Wearing yellow, in other words, is secondary to the conversation she hopes it engenders. She is among the many who believe — or, at least, gravely hope — that the current groundswell of discontent in Hong Kong could encourage a new culture of domestic politics in China if the international response is loud and coherent enough to compel a change.
And so Pickerell created the Facebook event group on Thursday after delivering a dinner speech on the current situation in Hong Kong to several hundred of her peers in Mather House, her residence hall at Harvard. The page had around 300 members on Sunday — and then nearly 30,000 less than two days later.
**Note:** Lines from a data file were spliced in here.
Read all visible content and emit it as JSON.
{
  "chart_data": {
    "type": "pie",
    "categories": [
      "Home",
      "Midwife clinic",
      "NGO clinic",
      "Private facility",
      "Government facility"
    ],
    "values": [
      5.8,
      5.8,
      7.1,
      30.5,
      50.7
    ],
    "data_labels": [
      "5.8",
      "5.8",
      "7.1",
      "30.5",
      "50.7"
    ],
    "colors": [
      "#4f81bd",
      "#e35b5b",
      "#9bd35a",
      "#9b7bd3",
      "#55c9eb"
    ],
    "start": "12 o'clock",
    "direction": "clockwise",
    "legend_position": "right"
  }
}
A friend from Hong Kong at Yale then brought the solidarity practice to New Haven. It was swiftly embraced at Brown, where the Hong Kong Students’ Association had organized a national conference earlier in the spring to discuss the matter of political reform. Then to Pitzer and Wellesley and the University of Toronto, and now at around 50 other universities and counting.
“I saw the pictures of the protests on Facebook and read my friends’ tweets, and I really needed to do something,” Myron Lam, the Hong Konger who brought the campaign to Brown, where he is a senior, told TIME. “The last few days have shown that there is hope in Hong Kong, but we need to act, and show Beijing that the issue is on the international radar.”